¿Se puede habitar en el paraíso? ¿Y en caso de haberlo visto, podríamos regresar en un futuro remoto? Una confusión perversa latía en el paraíso de Tabu (F.W. Murnau, 1931): una pareja enamorada ya no podía vivir ni volver a él porque, para preservar su misma existencia, el paraíso exigía el sacrificio de su amor.
Sí, definitivamente el paraíso encierre una paradoja, como descubre Cécile en Bonjour tristesse (Otto Preminger, 1958): solo existe como un relato que contamos como pasado irremediable.
Recordar lo irremediable, bordear el delirio del tiempo: porque, aunque el paraíso esté ya para siempre cerrado, no podemos renunciar a buscarlo en las imágenes interiores y coloridas que de él tengamos:
Al principio de verme aquí sola me aconsejaba a mí misma: “Ya no he de recordar nada, porque ya no hay remedio”. Pero, por eso, porque ya no hay remedio, no se me olvida nada. (Gabriel Miró)
En Bonjour tristesse Cécile recuerda un verano donde jugaba a perder el paraíso tras perderse en él, descubriendo una condición esencial que impone el paraíso: necesitamos perderlo para poderlo decir, para conseguir, en cierto modo, tenerlo seguro, definitivo.

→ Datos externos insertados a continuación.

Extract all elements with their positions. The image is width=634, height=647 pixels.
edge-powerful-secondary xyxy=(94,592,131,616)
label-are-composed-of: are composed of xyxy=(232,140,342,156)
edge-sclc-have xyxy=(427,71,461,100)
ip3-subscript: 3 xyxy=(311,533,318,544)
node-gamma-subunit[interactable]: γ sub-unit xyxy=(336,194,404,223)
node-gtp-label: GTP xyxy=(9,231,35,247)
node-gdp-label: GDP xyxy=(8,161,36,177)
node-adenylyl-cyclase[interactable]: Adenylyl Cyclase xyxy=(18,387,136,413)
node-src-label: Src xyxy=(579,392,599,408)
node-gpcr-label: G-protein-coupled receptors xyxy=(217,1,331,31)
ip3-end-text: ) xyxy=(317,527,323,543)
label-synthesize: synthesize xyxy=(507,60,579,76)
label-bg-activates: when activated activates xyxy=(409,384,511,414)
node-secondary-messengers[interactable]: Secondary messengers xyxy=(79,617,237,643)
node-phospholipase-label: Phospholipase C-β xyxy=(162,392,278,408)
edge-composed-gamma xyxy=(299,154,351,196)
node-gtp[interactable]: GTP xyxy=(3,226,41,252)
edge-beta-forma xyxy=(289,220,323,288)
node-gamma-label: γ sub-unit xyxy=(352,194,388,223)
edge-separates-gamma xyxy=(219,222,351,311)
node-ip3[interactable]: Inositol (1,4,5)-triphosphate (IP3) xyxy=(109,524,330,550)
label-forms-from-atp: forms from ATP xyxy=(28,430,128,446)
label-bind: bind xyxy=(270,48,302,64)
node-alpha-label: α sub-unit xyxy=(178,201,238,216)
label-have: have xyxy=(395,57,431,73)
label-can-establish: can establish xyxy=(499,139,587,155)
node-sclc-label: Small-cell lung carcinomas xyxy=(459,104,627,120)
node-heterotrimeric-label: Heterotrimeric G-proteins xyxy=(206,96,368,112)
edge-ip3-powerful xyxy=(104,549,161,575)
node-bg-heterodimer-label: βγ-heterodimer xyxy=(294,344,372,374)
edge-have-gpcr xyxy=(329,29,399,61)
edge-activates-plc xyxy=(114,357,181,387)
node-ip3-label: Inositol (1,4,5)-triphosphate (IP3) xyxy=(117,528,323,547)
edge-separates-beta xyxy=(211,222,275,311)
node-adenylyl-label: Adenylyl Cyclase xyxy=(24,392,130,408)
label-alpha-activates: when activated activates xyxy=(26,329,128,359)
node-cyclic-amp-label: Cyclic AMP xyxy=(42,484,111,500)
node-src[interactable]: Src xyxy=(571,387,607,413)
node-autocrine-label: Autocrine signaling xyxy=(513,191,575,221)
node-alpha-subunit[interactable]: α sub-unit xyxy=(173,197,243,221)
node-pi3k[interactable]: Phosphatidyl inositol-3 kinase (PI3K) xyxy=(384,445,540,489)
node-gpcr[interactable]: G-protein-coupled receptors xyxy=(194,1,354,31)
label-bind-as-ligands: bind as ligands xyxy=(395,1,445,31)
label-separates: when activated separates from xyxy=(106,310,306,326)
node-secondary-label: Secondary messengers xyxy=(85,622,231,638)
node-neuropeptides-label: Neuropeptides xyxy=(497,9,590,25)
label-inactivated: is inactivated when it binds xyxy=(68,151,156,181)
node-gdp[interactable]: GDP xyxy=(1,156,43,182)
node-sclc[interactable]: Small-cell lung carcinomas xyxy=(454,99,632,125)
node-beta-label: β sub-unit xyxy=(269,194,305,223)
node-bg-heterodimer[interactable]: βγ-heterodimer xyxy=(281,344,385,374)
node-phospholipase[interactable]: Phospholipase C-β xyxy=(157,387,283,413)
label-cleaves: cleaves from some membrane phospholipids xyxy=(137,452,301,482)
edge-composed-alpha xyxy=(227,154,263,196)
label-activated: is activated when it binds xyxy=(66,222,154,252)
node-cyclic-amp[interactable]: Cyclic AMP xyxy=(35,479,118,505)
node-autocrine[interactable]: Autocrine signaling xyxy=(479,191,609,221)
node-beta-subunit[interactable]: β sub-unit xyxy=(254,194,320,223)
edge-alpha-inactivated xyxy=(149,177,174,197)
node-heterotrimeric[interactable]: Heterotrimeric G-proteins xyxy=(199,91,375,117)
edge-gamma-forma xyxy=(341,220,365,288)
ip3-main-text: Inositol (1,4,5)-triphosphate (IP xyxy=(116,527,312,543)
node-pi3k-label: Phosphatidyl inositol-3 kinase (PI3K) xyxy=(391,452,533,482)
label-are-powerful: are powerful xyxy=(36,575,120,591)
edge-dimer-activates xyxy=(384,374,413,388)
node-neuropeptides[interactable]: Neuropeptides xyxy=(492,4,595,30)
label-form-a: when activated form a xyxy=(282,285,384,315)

Y decirlo a su vez nos consume, impone el duelo, el blanco y negro, el color del luto con el que se abre y cierra la película, en contraposición con el color con el que se tiñe un verano pasado. Esa es la primera audacia de Preminger: que para que el recuerdo viva en nosotros nosotros debamos vivir menos que él. La segunda audacia de Preminger relanza la primera, la dice con más fuerza para contarla como cada primera vez. El cinemascope empleado en Bonjour tristesse enlaza el paisaje evocado con el rostro presente de Cécile, mientras baila ausente o, finalmente, se mira en el espejo, incapaz de reconocerse, porque el tiempo ha pasado y el espejo ya no devuelve nada radiante, al contrario, está lleno de lágrimas, en lo que es la consecuencia de que quizás haya hecho de toda su vida una representación permanente.